BADIL also publishes the "al-Majdal" magazine whose September 2004 editorial addresses the ICJ ruling on Israel’s security barrier, arguing that "Academic, consumer, cultural, and sports boycotts, divestment and a campaign for sanctions by states must all be considered." BADIL was also a signatory to an August 2002 call to boycott Israel, including an endorsement of the NGO Program of Action conceived at the 2001 Durban conference. BADIL’s statement emphasizes the Durban declaration’s call for the "launch of an international anti-Israeli Apartheid movement as implemented against the South African Apartheid…" The magazine’s Autumn 2005 editorial demonstrates that this remains BADIL’s policy: "Israeli and international civil society can help pressure states to uphold international law and human rights through boycotts and divestment." And as of January 2006, BADIL internet homepage, press statements, and other activities continue to give prominent display to support for anti-Israel boycotts, extreme divestment campaigns, and the attempt to label Israel as "an apartheid state".

In these activities, BADIL has formed alliances with other radical political groups, such as " Stop the Wall," Ittijah, the Palestinian Campaign for the Academic and Cultural Boycott of Israel (PACBI) and the European Coordinating Committee of NGOs on the Question of Palestine (ECCP).
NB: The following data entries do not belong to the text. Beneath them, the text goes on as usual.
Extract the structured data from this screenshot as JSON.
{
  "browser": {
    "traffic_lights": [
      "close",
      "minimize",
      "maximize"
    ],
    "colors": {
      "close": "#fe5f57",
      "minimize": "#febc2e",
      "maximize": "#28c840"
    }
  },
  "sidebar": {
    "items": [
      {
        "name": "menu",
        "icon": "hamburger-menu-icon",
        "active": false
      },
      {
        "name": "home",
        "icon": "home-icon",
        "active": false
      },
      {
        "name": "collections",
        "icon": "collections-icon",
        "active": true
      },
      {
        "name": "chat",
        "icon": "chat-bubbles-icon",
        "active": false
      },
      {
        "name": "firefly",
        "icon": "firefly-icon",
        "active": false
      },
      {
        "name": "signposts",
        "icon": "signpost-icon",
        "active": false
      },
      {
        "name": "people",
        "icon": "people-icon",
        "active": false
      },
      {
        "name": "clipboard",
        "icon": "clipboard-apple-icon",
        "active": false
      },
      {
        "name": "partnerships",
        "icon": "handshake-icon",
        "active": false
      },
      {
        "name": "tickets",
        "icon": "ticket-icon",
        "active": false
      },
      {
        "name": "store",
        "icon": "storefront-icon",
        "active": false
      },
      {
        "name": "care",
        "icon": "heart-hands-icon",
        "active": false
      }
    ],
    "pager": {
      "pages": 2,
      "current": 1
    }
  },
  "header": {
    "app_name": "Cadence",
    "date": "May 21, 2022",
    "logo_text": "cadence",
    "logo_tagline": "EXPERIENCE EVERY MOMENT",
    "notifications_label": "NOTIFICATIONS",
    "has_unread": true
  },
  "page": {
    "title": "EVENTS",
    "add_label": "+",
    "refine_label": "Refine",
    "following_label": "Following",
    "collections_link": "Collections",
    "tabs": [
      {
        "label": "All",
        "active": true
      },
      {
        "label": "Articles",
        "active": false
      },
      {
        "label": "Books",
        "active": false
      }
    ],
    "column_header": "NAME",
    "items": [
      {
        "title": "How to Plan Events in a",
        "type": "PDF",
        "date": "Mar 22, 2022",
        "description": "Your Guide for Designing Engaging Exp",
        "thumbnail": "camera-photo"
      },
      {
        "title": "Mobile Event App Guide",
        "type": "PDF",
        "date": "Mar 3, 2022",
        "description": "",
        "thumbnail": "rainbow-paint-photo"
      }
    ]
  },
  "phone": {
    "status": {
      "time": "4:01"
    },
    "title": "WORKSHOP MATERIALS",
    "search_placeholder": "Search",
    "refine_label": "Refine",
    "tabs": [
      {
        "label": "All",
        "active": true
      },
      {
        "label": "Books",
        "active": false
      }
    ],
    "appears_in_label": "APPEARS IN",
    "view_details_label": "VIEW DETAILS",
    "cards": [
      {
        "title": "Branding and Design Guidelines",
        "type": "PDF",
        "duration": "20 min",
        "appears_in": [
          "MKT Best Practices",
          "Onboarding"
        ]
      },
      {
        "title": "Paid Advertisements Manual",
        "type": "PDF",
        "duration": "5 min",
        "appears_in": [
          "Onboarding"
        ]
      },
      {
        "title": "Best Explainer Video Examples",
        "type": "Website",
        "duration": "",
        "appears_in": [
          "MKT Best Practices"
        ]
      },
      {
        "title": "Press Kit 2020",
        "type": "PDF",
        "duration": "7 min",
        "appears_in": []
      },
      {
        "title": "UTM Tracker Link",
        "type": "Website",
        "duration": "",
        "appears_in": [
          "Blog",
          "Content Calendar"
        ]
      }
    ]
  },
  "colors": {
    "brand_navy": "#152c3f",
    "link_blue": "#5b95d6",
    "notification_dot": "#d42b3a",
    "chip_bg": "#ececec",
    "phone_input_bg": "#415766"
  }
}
In a joint project with the Geneva based Centre on Housing Rights and Evictions (COHRE), Israel is charged with "the calculated theft of Palestinian land…through military aggression…the imposition of apartheid-like laws…a cruel form of ethnic cleansing."
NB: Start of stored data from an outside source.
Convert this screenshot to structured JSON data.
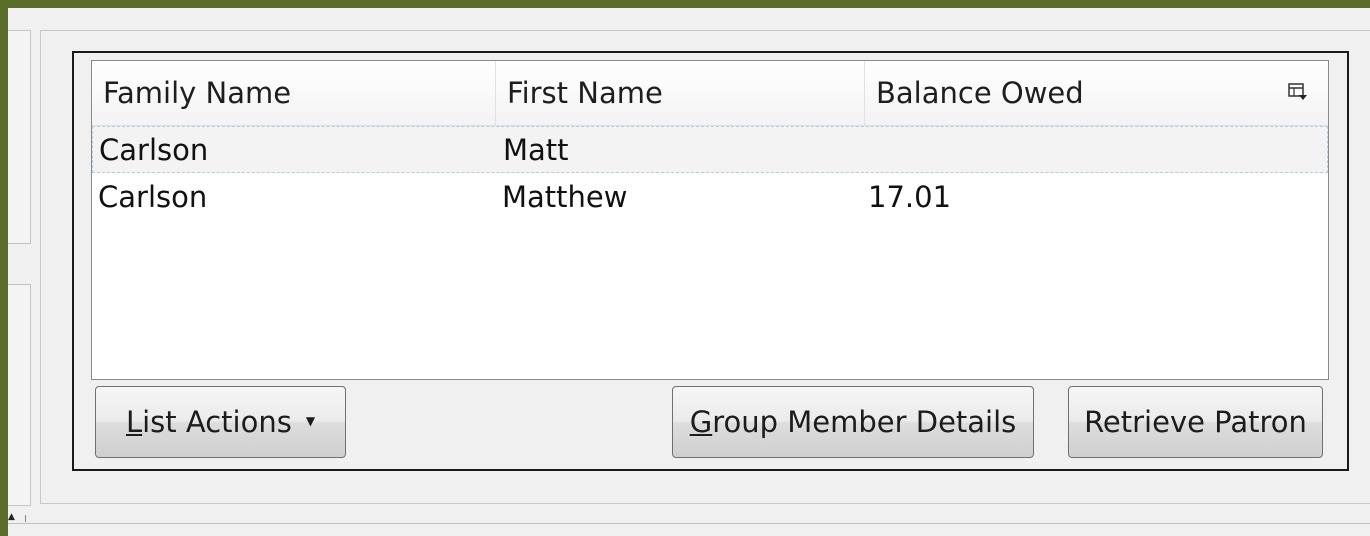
{
  "table": {
    "columns": [
      "Family Name",
      "First Name",
      "Balance Owed"
    ],
    "column_picker_icon": "column-picker-icon",
    "rows": [
      {
        "family_name": "Carlson",
        "first_name": "Matt",
        "balance_owed": "",
        "selected": true
      },
      {
        "family_name": "Carlson",
        "first_name": "Matthew",
        "balance_owed": "17.01",
        "selected": false
      }
    ]
  },
  "buttons": {
    "list_actions": {
      "mnemonic": "L",
      "rest": "ist Actions"
    },
    "group_member_details": {
      "mnemonic": "G",
      "rest": "roup Member Details"
    },
    "retrieve_patron": "Retrieve Patron"
  },
  "colors": {
    "background_frame": "#5a6e2a",
    "selection_border": "#a9d0e6"
  }
}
It is evident that BADIL has engaged in promoting a politicized and ideological agenda. The basis for funding by government and ostensibly humanitarian funding agencies to such a blatant Palestinian political group is entirely unclear.

Footnotes:

1. With a budget of over $400,000, BADIL has received funding from sources including Oxfam, the MCC, Canadian International Development Agency, Norwegian Agency for Development Cooperation, the Swiss Foreign Ministry and church groups. However, in 2004/5, some of these sources have ceased funding Badil or limited support to specific and non-political projects.